Urodzony w 1933 r. abp Henryk Muszyński, profesor teologii, biblista, podczas swojej posługi m.in. biskup pomocniczy diecezji chełmińskiej, ordynariusz diecezji włocławskiej i metropolita gnieźnieński, jest – jak podkreślono – nie tylko wybitną postacią Kościoła katolickiego i uczonym, ale też człowiekiem wielce zasłużonym dla dialogu z judaizmem i Kościołami wschodnimi.

„Ekumenizm, dialog, zbliżenie, pojednanie – wokół tych wartości zbudował swoje życia jako kapłan i duszpasterz, administrator diecezji, prymas Polski, członek ważnych instytucji watykańskich, uczony i nauczyciel akademicki” – czytamy w przesłanym KAI komunikacie Urzędu Marszałkowskiego Województwa Kujawsko-Pomorskiego w Toruniu.

W projekcie uchwały zaznaczono, że abp Muszyński: „Jest tym, który dowiódł, że wspólna droga jest możliwa jeśli wyznaczy się wspólne cele i szczerze dąży do ich osiągnięcia.

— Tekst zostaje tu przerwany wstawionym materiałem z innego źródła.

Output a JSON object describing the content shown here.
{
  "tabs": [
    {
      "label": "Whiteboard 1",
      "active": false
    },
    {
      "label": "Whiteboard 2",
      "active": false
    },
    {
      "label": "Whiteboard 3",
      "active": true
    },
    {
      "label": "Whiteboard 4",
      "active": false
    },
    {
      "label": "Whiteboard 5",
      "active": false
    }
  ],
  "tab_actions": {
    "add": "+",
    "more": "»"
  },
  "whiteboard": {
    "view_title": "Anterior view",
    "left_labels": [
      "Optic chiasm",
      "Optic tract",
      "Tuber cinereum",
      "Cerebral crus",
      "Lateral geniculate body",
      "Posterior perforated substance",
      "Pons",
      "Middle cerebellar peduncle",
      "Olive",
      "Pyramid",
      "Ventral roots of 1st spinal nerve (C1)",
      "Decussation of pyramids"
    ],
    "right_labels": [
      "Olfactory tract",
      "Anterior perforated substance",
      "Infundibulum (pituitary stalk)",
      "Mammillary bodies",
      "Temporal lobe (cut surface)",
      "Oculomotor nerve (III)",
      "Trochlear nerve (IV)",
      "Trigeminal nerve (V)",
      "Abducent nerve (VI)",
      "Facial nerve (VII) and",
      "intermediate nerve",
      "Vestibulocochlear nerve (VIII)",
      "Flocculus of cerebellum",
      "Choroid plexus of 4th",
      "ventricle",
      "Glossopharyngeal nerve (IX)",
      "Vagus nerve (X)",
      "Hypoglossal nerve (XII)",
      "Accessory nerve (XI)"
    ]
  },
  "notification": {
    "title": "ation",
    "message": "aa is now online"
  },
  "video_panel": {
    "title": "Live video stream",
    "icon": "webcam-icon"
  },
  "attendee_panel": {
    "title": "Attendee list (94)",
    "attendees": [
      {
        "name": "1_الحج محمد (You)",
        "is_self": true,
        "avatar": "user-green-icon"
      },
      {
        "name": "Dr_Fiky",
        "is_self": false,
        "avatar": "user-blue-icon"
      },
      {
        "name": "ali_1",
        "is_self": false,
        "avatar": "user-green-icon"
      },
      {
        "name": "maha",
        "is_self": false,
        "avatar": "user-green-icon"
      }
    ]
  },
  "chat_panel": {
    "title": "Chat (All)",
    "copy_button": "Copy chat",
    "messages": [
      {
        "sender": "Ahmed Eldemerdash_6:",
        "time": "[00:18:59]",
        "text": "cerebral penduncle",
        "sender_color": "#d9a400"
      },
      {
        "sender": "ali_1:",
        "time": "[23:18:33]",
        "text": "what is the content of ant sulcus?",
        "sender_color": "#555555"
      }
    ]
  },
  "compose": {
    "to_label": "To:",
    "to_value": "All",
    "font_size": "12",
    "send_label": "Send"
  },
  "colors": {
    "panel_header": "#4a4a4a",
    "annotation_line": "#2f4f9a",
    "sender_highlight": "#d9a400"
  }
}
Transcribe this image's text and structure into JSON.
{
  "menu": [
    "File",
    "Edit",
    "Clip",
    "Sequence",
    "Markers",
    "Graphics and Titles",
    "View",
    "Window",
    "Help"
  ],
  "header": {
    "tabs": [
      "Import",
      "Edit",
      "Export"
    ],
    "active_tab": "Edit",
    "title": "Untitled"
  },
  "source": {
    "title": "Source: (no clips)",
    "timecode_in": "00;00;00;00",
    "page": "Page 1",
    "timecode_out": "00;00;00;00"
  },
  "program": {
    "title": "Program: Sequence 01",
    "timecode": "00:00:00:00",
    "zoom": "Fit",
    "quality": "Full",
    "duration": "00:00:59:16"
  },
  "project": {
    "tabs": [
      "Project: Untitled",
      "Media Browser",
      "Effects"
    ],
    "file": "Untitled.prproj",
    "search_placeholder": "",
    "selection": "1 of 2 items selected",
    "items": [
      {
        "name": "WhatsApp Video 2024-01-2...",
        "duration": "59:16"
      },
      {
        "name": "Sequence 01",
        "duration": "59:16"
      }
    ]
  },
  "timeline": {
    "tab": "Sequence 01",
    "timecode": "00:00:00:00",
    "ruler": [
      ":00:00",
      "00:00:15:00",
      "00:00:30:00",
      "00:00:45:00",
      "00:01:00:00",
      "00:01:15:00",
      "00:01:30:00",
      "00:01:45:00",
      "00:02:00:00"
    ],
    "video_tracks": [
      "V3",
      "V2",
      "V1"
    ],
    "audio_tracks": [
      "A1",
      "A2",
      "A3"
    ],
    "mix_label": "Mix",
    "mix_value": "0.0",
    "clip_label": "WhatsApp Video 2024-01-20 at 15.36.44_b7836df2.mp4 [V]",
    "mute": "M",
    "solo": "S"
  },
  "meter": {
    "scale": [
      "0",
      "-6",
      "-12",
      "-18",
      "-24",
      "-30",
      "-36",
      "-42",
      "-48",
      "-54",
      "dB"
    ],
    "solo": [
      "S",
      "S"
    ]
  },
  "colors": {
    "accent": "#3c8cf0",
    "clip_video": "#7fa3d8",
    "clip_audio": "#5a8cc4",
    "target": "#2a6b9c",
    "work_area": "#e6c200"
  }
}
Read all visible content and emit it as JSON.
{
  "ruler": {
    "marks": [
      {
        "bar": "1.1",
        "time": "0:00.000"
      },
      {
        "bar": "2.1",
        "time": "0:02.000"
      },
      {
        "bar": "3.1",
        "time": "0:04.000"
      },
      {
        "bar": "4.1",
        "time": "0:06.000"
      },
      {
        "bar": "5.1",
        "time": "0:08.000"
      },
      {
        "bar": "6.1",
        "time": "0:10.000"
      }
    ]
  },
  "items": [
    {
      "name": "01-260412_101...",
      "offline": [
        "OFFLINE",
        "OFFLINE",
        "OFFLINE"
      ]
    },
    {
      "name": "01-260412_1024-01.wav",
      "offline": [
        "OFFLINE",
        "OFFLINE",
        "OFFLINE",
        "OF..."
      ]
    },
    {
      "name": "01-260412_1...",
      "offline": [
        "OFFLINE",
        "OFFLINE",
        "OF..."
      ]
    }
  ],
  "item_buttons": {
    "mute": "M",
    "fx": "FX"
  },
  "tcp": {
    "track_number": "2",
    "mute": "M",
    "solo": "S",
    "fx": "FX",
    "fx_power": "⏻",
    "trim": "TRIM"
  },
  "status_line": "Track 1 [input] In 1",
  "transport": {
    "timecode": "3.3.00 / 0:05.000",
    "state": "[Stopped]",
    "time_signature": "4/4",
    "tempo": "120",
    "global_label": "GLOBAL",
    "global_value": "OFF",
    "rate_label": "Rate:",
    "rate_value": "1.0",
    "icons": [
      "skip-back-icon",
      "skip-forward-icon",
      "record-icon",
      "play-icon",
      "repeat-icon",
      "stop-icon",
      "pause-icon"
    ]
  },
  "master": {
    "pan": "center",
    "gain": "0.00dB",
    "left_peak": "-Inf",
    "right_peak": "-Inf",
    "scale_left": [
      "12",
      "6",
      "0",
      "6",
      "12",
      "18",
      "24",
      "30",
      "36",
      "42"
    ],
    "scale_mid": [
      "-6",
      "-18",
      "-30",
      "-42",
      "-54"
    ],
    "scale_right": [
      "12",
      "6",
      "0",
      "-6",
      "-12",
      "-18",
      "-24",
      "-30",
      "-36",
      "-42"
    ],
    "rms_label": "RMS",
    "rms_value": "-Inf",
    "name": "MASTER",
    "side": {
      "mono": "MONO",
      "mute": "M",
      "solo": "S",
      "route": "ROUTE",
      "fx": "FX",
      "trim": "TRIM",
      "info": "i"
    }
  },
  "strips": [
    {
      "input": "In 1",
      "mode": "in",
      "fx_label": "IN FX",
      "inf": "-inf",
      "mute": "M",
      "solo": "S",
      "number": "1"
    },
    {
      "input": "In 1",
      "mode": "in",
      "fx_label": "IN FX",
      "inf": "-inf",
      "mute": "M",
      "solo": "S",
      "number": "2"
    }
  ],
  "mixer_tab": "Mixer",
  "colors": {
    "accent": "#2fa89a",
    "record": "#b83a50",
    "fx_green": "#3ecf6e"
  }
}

Jego życiorys splata się z losami naszych ziem. Poprzez posługę w diecezji pelplińskiej, włocławskiej i w końcu gnieźnieńskiej nie tylko współtworzy naszą historię, ale przede wszystkim trwale związał się z wieloma ludźmi, dla których jest mistrzem i prawdziwym przyjacielem” – czytamy w projekcie uchwały.

Z kolei prof. Stanisław Dembiński, fizyk związany z Uniwersytetem Mikołaja Kopernika, specjalizujący się m.in. w optyce kwantowej i kwantowej teorii magnetyzmu, został demokratycznie wybrany rektorem toruńskiej uczelni podczas karnawału Solidarności w 1980 roku. Środowisko akademickie zapamiętało go jako człowieka wielkiego umysłu i nieugiętej postawy, niezłomnego i wiernego przekonaniom.

Jak wielu mu podobnych, prof. Dembiński został usunięty ze stanowiska w stanie wojennym. Po 1989 roku był senatorem w parlamencie kontraktowym, ale polityka nie stała się jego żywiołem.

„Prof. Dembiński to człowiek mądrego dialogu. Opartego na prawdzie i mocnych zasadach moralnych. Dał świadectwo tego, że są granice ustępstw. Za nimi może się bowiem kryć zło i nikczemność. Jego postawa jest wzorem dla nas, będzie też wzorem dla przyszłych pokoleń” – podkreślono w projekcie uchwały.